Shivam Pradhan (died 29 October 2016) was an Indian actor. He established his career in Hindi films.

==Acting career==
He started acting in plays from school. In class 11th, he acted in his first play Ashadh Ka Ek Din, written by Mohan Rakesh.

In theater, he acted in various plays, such as the Roman play Peer Gynt in Hindi and Bertolt Brecht's play Mother Courage and Her Children in Hindi (by Neelabh Ashk).

He worked as a dubbing artist for animation series on Hungama and Disney.

He worked in 270 episodes of Pragaya channel's Info-tainment series.

He worked for 13 episodes of Tata Sky's Daily Zindagi ad campaign.
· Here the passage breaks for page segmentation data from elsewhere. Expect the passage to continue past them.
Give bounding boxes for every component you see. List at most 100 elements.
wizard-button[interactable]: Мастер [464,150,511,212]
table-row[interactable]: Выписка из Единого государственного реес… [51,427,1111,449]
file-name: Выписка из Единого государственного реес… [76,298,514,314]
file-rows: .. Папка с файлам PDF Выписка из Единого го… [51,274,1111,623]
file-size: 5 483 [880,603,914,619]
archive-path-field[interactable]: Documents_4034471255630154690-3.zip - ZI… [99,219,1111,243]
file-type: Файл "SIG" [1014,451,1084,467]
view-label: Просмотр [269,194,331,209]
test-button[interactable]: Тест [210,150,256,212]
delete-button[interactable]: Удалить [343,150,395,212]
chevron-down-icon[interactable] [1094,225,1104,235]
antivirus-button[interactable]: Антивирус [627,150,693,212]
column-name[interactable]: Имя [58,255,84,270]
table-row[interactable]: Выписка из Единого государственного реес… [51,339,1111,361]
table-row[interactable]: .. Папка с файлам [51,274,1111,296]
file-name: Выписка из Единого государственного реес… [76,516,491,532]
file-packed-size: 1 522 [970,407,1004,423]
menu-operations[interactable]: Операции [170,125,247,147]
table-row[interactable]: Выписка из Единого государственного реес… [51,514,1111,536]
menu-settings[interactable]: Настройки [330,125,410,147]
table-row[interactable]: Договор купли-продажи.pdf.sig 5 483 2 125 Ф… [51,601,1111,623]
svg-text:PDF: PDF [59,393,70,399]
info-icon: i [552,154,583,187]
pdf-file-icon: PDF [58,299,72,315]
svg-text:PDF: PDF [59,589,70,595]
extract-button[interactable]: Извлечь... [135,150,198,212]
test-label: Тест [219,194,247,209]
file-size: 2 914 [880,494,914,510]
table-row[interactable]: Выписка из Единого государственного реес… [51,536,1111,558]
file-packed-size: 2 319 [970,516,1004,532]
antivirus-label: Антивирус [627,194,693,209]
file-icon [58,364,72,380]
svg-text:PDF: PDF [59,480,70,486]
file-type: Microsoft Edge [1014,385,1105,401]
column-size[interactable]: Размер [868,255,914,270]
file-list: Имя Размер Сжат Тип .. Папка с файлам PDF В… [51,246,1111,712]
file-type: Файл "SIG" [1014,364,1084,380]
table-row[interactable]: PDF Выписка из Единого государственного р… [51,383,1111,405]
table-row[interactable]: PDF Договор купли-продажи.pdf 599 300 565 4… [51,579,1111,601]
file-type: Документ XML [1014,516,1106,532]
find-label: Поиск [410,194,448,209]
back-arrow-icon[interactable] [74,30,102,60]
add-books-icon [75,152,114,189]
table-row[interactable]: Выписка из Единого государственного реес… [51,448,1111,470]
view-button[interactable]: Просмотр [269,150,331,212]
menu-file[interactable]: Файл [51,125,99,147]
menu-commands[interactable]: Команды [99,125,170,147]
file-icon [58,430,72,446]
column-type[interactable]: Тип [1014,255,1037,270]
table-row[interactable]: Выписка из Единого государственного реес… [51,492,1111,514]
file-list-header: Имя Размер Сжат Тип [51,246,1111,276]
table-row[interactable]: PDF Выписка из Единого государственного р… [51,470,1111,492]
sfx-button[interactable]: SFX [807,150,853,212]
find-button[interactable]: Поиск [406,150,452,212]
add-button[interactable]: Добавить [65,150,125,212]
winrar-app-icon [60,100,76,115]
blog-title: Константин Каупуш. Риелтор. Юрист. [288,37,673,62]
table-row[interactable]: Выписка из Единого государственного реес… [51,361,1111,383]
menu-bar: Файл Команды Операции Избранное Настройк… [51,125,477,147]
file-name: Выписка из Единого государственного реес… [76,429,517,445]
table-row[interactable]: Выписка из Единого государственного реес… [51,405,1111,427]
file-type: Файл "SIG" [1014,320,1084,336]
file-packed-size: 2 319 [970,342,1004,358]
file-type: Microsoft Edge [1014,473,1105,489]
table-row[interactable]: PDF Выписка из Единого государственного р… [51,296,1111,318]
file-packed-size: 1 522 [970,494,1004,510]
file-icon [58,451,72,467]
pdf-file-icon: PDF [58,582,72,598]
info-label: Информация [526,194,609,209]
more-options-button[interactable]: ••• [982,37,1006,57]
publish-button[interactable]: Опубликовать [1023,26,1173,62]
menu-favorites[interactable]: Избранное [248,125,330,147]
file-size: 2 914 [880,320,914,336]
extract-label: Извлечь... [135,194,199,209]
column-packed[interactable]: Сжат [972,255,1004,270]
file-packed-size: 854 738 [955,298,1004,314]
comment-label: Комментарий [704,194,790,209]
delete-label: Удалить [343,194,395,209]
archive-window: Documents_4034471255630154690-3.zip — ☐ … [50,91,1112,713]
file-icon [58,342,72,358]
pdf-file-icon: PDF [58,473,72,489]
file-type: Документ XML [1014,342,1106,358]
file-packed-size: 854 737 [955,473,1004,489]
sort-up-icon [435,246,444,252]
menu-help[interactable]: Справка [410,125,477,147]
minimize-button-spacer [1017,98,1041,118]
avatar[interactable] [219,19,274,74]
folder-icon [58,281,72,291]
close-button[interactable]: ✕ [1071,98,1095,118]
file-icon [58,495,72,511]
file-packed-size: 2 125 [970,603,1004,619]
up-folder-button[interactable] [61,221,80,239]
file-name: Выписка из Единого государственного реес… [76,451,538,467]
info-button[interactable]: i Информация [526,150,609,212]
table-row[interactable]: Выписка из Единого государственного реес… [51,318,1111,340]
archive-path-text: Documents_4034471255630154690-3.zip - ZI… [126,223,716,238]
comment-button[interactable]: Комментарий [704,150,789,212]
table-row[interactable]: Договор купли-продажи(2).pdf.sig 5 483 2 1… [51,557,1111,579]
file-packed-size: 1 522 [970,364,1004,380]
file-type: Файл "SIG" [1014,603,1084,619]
He was the host at the Star Parivaar Awards (2015).

=== Filmography ===

| Year | Title | Role | Director | Notes |
|---|---|---|---|---|
| 2008 | Good Night | Ratan | Geetika Narang |  |
| 2010 | Do Dooni Chaar | Waiter at Paratha | Habib Faisal |  |
| 2016 | Tere Bin Laden: Dead or Alive | Daaga | Abhishek Sharma |  |
| 2016 | Kerry on Kutton | Hippy Thakur | Ashok Yadav |  |
| 2017 | Phillauri | Piyush | Anshai Lal |  |
| 2017 | Baked | Bansi Bhaiya | Vishwajoy Mukherjee | Web Series |

==Death==
He was suffering from a breathing problem during the last 7 years before his death. He died on 29 October 2016.